Мне не хочется уходить из античных залов, хотя я и понимаю, что, в сущности, не уйду отсюда никогда после того, что передумал в них, перечувствовал. Но ждут нас новые залы, новые возрасты человечества. Пора, пора! И вот – дадим волю фантазии – нам разрешили избрать в сонме античных богов и героев для дальнейшего путешествия сквозь века самых милых сердцу, самых умелых в опасном странствовании. Велик, разнообразен выбор. Афина, Артемида, Аполлон, Гефест, Персей, Геракл – кого же избрать? Любому из них подвластны и стихии, и искусства, и ремесла. Но мы, помня о Ниобее, отстраним Аполлона и Артемиду за то, что они убивали детей, и, помня о дочерях Миния, обращенных в мышей, отклоним Диониса и, помня об участи Арахны, ставшей пауком, откажемся от Афины…
Мы выберем самых некрасивых и неименитых дочерей Зевса – их бытие остается тайной античного духа. Это – Литаи: хромые, еле двигающиеся, косоглазые, они шли за богиней безумия Ате, заставлявшей людей совершать дикое, безрассудное, непоправимое, и исцеляли от помешательства, утешали, творили добро. Они – родные сестры Сократа, обреченные на забвение, как он обречен был на чашу цикуты. Как удалось им, уродливым, родиться в мире, где царил культ чувственно воспринимаемой красоты? Но ведь родился же в нем и Сократ с его культом разума и добра.
Мы возьмем с собой их, самых умелых и самых нужных: чересчур часто богиня Ате посещала в последующие века человечество.

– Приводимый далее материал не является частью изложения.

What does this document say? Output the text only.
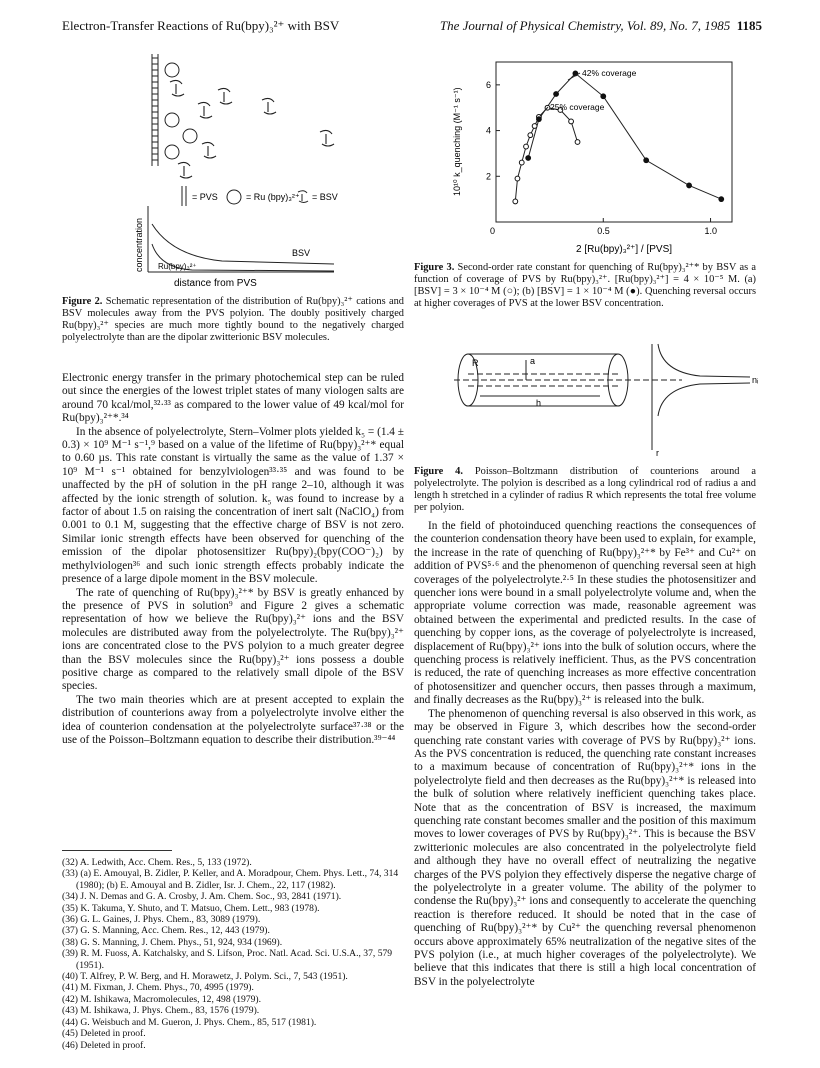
Electron-Transfer Reactions of Ru(bpy)₃²⁺ with BSV	The Journal of Physical Chemistry, Vol. 89, No. 7, 1985 1185
= PVS	= Ru (bpy)₃²⁺ = BSV
BSV
Ru(bpy)₃²⁺
concentration
distance from PVS
Figure 2. Schematic representation of the distribution of Ru(bpy)₃²⁺ cations and BSV molecules away from the PVS polyion. The doubly positively charged Ru(bpy)₃²⁺ species are much more tightly bound to the negatively charged polyelectrolyte than are the dipolar zwitterionic BSV molecules.

Electronic energy transfer in the primary photochemical step can be ruled out since the energies of the lowest triplet states of many viologen salts are around 70 kcal/mol,³²·³³ as compared to the lower value of 49 kcal/mol for Ru(bpy)₃²⁺*.³⁴

In the absence of polyelectrolyte, Stern–Volmer plots yielded k₅ = (1.4 ± 0.3) × 10⁹ M⁻¹ s⁻¹,⁹ based on a value of the lifetime of Ru(bpy)₃²⁺* equal to 0.60 µs. This rate constant is virtually the same as the value of 1.37 × 10⁹ M⁻¹ s⁻¹ obtained for benzylviologen³³·³⁵ and was found to be unaffected by the pH of solution in the pH range 2–10, although it was affected by the ionic strength of solution. k₅ was found to increase by a factor of about 1.5 on raising the concentration of inert salt (NaClO₄) from 0.001 to 0.1 M, suggesting that the effective charge of BSV is not zero. Similar ionic strength effects have been observed for quenching of the emission of the dipolar photosensitizer Ru(bpy)₂(bpy(COO⁻)₂) by methylviologen³⁶ and such ionic strength effects probably indicate the presence of a large dipole moment in the BSV molecule.

The rate of quenching of Ru(bpy)₃²⁺* by BSV is greatly enhanced by the presence of PVS in solution⁹ and Figure 2 gives a schematic representation of how we believe the Ru(bpy)₃²⁺ ions and the BSV molecules are distributed away from the polyelectrolyte. The Ru(bpy)₃²⁺ ions are concentrated close to the PVS polyion to a much greater degree than the BSV molecules since the Ru(bpy)₃²⁺ ions possess a double positive charge as compared to the relatively small dipole of the BSV species.

The two main theories which are at present accepted to explain the distribution of counterions away from a polyelectrolyte involve either the idea of counterion condensation at the polyelectrolyte surface³⁷·³⁸ or the use of the Poisson–Boltzmann equation to describe their distribution.³⁹⁻⁴⁴

(32) A. Ledwith, Acc. Chem. Res., 5, 133 (1972).
(33) (a) E. Amouyal, B. Zidler, P. Keller, and A. Moradpour, Chem. Phys. Lett., 74, 314 (1980); (b) E. Amouyal and B. Zidler, Isr. J. Chem., 22, 117 (1982).
(34) J. N. Demas and G. A. Crosby, J. Am. Chem. Soc., 93, 2841 (1971).
(35) K. Takuma, Y. Shuto, and T. Matsuo, Chem. Lett., 983 (1978).
(36) G. L. Gaines, J. Phys. Chem., 83, 3089 (1979).
(37) G. S. Manning, Acc. Chem. Res., 12, 443 (1979).
(38) G. S. Manning, J. Chem. Phys., 51, 924, 934 (1969).
(39) R. M. Fuoss, A. Katchalsky, and S. Lifson, Proc. Natl. Acad. Sci. U.S.A., 37, 579 (1951).
(40) T. Alfrey, P. W. Berg, and H. Morawetz, J. Polym. Sci., 7, 543 (1951).
(41) M. Fixman, J. Chem. Phys., 70, 4995 (1979).
(42) M. Ishikawa, Macromolecules, 12, 498 (1979).
(43) M. Ishikawa, J. Phys. Chem., 83, 1576 (1979).
(44) G. Weisbuch and M. Gueron, J. Phys. Chem., 85, 517 (1981).
(45) Deleted in proof.
(46) Deleted in proof.
0	0.5	1.0
2
4
6
42% coverage
25% coverage
2 [Ru(bpy)₃²⁺] / [PVS]
10¹⁰ k_quenching (M⁻¹ s⁻¹)
Figure 3. Second-order rate constant for quenching of Ru(bpy)₃²⁺* by BSV as a function of coverage of PVS by Ru(bpy)₃²⁺. [Ru(bpy)₃²⁺] = 4 × 10⁻⁵ M. (a) [BSV] = 3 × 10⁻⁴ M (○); (b) [BSV] = 1 × 10⁻⁴ M (●). Quenching reversal occurs at higher coverages of PVS at the lower BSV concentration.
R	a
h
nᵢ
r
Figure 4. Poisson–Boltzmann distribution of counterions around a polyelectrolyte. The polyion is described as a long cylindrical rod of radius a and length h stretched in a cylinder of radius R which represents the total free volume per polyion.

In the field of photoinduced quenching reactions the consequences of the counterion condensation theory have been used to explain, for example, the increase in the rate of quenching of Ru(bpy)₃²⁺* by Fe³⁺ and Cu²⁺ on addition of PVS⁵·⁶ and the phenomenon of quenching reversal seen at high coverages of the polyelectrolyte.²·⁵ In these studies the photosensitizer and quencher ions were bound in a small polyelectrolyte volume and, when the appropriate volume correction was made, reasonable agreement was obtained between the experimental and predicted results. In the case of quenching by copper ions, as the coverage of polyelectrolyte is increased, displacement of Ru(bpy)₃²⁺ ions into the bulk of solution occurs, where the quenching process is relatively inefficient. Thus, as the PVS concentration is reduced, the rate of quenching increases as more effective concentration of photosensitizer and quencher occurs, then passes through a maximum, and finally decreases as the Ru(bpy)₃²⁺ is released into the bulk.

The phenomenon of quenching reversal is also observed in this work, as may be observed in Figure 3, which describes how the second-order quenching rate constant varies with coverage of PVS by Ru(bpy)₃²⁺ ions. As the PVS concentration is reduced, the quenching rate constant increases to a maximum because of concentration of Ru(bpy)₃²⁺* ions in the polyelectrolyte field and then decreases as the Ru(bpy)₃²⁺* is released into the bulk of solution where relatively inefficient quenching takes place. Note that as the concentration of BSV is increased, the maximum quenching rate constant becomes smaller and the position of this maximum moves to lower coverages of PVS by Ru(bpy)₃²⁺. This is because the BSV zwitterionic molecules are also concentrated in the polyelectrolyte field and although they have no overall effect of neutralizing the negative charges of the PVS polyion they effectively disperse the negative charge of the polyelectrolyte in a greater volume. The ability of the polymer to condense the Ru(bpy)₃²⁺ ions and consequently to accelerate the quenching reaction is therefore reduced. It should be noted that in the case of quenching of Ru(bpy)₃²⁺* by Cu²⁺ the quenching reversal phenomenon occurs above approximately 65% neutralization of the negative sites of the PVS polyion (i.e., at much higher coverages of the polyelectrolyte). We believe that this indicates that there is still a high local concentration of BSV in the polyelectrolyte
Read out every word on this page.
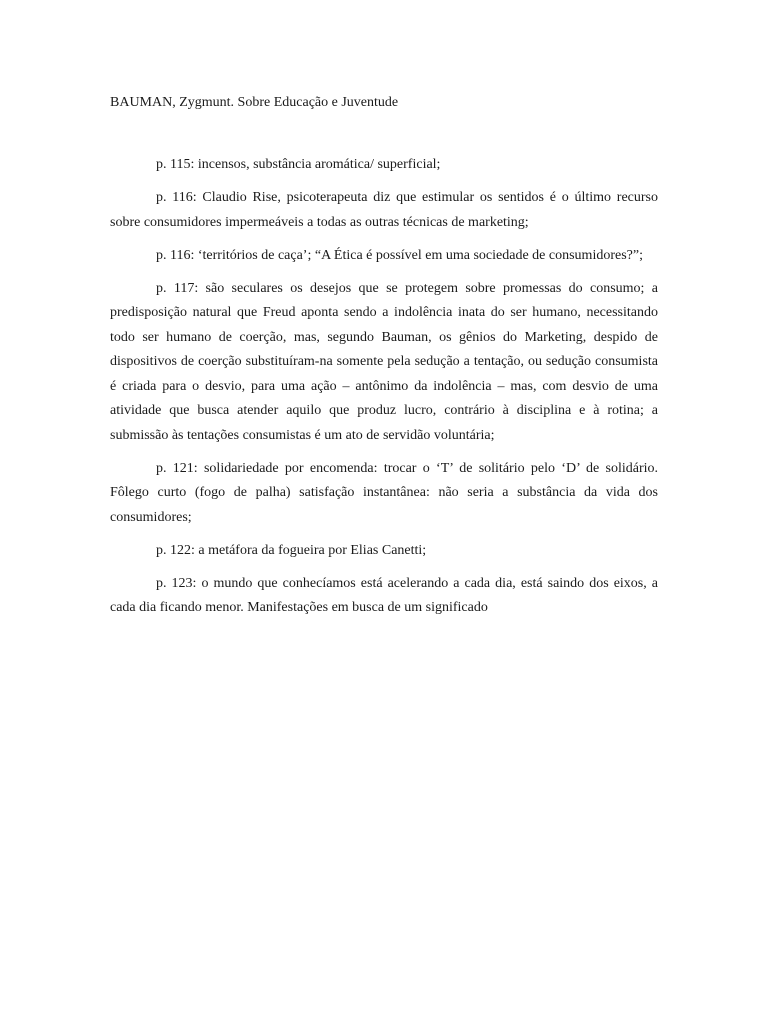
BAUMAN, Zygmunt. Sobre Educação e Juventude

p. 115: incensos, substância aromática/ superficial;

p. 116: Claudio Rise, psicoterapeuta diz que estimular os sentidos é o último recurso sobre consumidores impermeáveis a todas as outras técnicas de marketing;

p. 116: ‘territórios de caça’; “A Ética é possível em uma sociedade de consumidores?”;

p. 117: são seculares os desejos que se protegem sobre promessas do consumo; a predisposição natural que Freud aponta sendo a indolência inata do ser humano, necessitando todo ser humano de coerção, mas, segundo Bauman, os gênios do Marketing, despido de dispositivos de coerção substituíram-na somente pela sedução a tentação, ou sedução consumista é criada para o desvio, para uma ação – antônimo da indolência – mas, com desvio de uma atividade que busca atender aquilo que produz lucro, contrário à disciplina e à rotina; a submissão às tentações consumistas é um ato de servidão voluntária;

p. 121: solidariedade por encomenda: trocar o ‘T’ de solitário pelo ‘D’ de solidário. Fôlego curto (fogo de palha) satisfação instantânea: não seria a substância da vida dos consumidores;

p. 122: a metáfora da fogueira por Elias Canetti;

p. 123: o mundo que conhecíamos está acelerando a cada dia, está saindo dos eixos, a cada dia ficando menor. Manifestações em busca de um significado
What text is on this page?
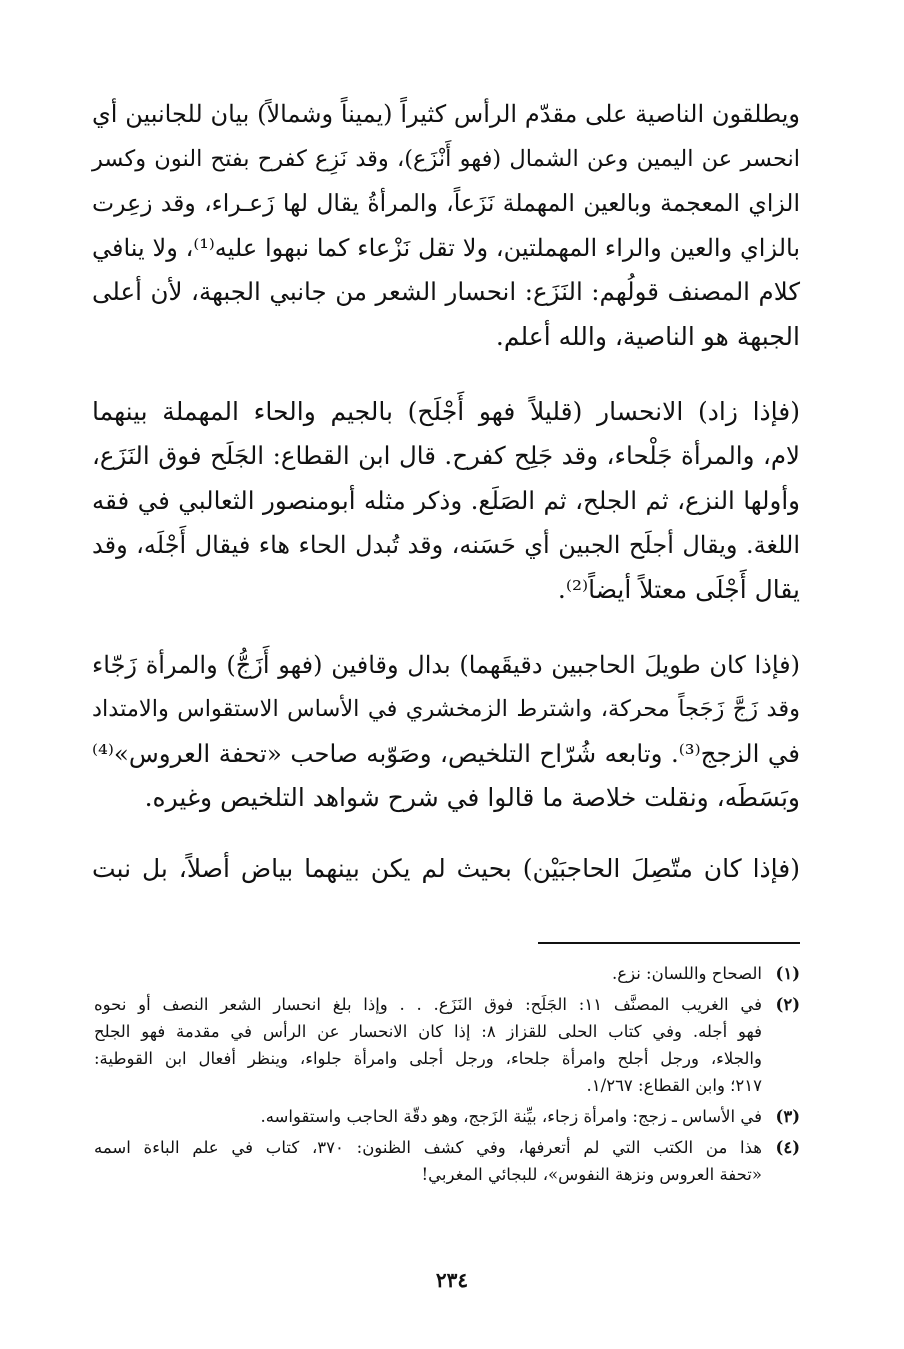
ويطلقون الناصية على مقدّم الرأس كثيراً (يميناً وشمالاً) بيان للجانبين أي
انحسر عن اليمين وعن الشمال (فهو أَنْزَع)، وقد نَزِع كفرح بفتح النون وكسر
الزاي المعجمة وبالعين المهملة نَزَعاً، والمرأةُ يقال لها زَعـراء، وقد زعِرت
بالزاي والعين والراء المهملتين، ولا تقل نَزْعاء كما نبهوا عليه⁽¹⁾، ولا ينافي
كلام المصنف قولُهم: النَزَع: انحسار الشعر من جانبي الجبهة، لأن أعلى
الجبهة هو الناصية، والله أعلم.
(فإذا زاد) الانحسار (قليلاً فهو أَجْلَح) بالجيم والحاء المهملة بينهما
لام، والمرأة جَلْحاء، وقد جَلِح كفرح. قال ابن القطاع: الجَلَح فوق النَزَع،
وأولها النزع، ثم الجلح، ثم الصَلَع. وذكر مثله أبومنصور الثعالبي في فقه
اللغة. ويقال أجلَح الجبين أي حَسَنه، وقد تُبدل الحاء هاء فيقال أَجْلَه، وقد
يقال أَجْلَى معتلاً أيضاً⁽²⁾.
(فإذا كان طويلَ الحاجبين دقيقَهما) بدال وقافين (فهو أَزَجُّ) والمرأة زَجّاء
وقد زَجَّ زَجَجاً محركة، واشترط الزمخشري في الأساس الاستقواس والامتداد
في الزجج⁽³⁾. وتابعه شُرّاح التلخيص، وصَوّبه صاحب «تحفة العروس»⁽⁴⁾
وبَسَطَه، ونقلت خلاصة ما قالوا في شرح شواهد التلخيص وغيره.
(فإذا كان متّصِلَ الحاجبَيْن) بحيث لم يكن بينهما بياض أصلاً، بل نبت
(١)
الصحاح واللسان: نزع.
(٢)
في الغريب المصنَّف ١١: الجَلَح: فوق النَزَع. . . وإذا بلغ انحسار الشعر النصف أو نحوه
فهو أجله. وفي كتاب الحلى للقزاز ٨: إذا كان الانحسار عن الرأس في مقدمة فهو الجلح
والجلاء، ورجل أجلح وامرأة جلحاء، ورجل أجلى وامرأة جلواء، وينظر أفعال ابن القوطية:
٢١٧؛ وابن القطاع: ١/٢٦٧.
(٣)
في الأساس ـ زجج: وامرأة زجاء، بيِّنة الزَجج، وهو دقّة الحاجب واستقواسه.
(٤)
هذا من الكتب التي لم أتعرفها، وفي كشف الظنون: ٣٧٠، كتاب في علم الباءة اسمه
«تحفة العروس ونزهة النفوس»، للبجائي المغربي!
٢٣٤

Бедные, милые Литаи – инквизиторы увидят в них потом ведьм и колдуний, и они станут живыми кострами. Но через века – воскреснут в сегодняшней некрасивой девочке, которую увидел в большом московском дворе поэт Николай Заболоцкий. Строками его стихотворения, посвященного ей, этой некрасивой девочке, я и хочу закончить это письмо: «…что такое красота, и почему ее благословляют люди? Сосуд она, в котором пустота, или огонь, мерцающий в сосуде?»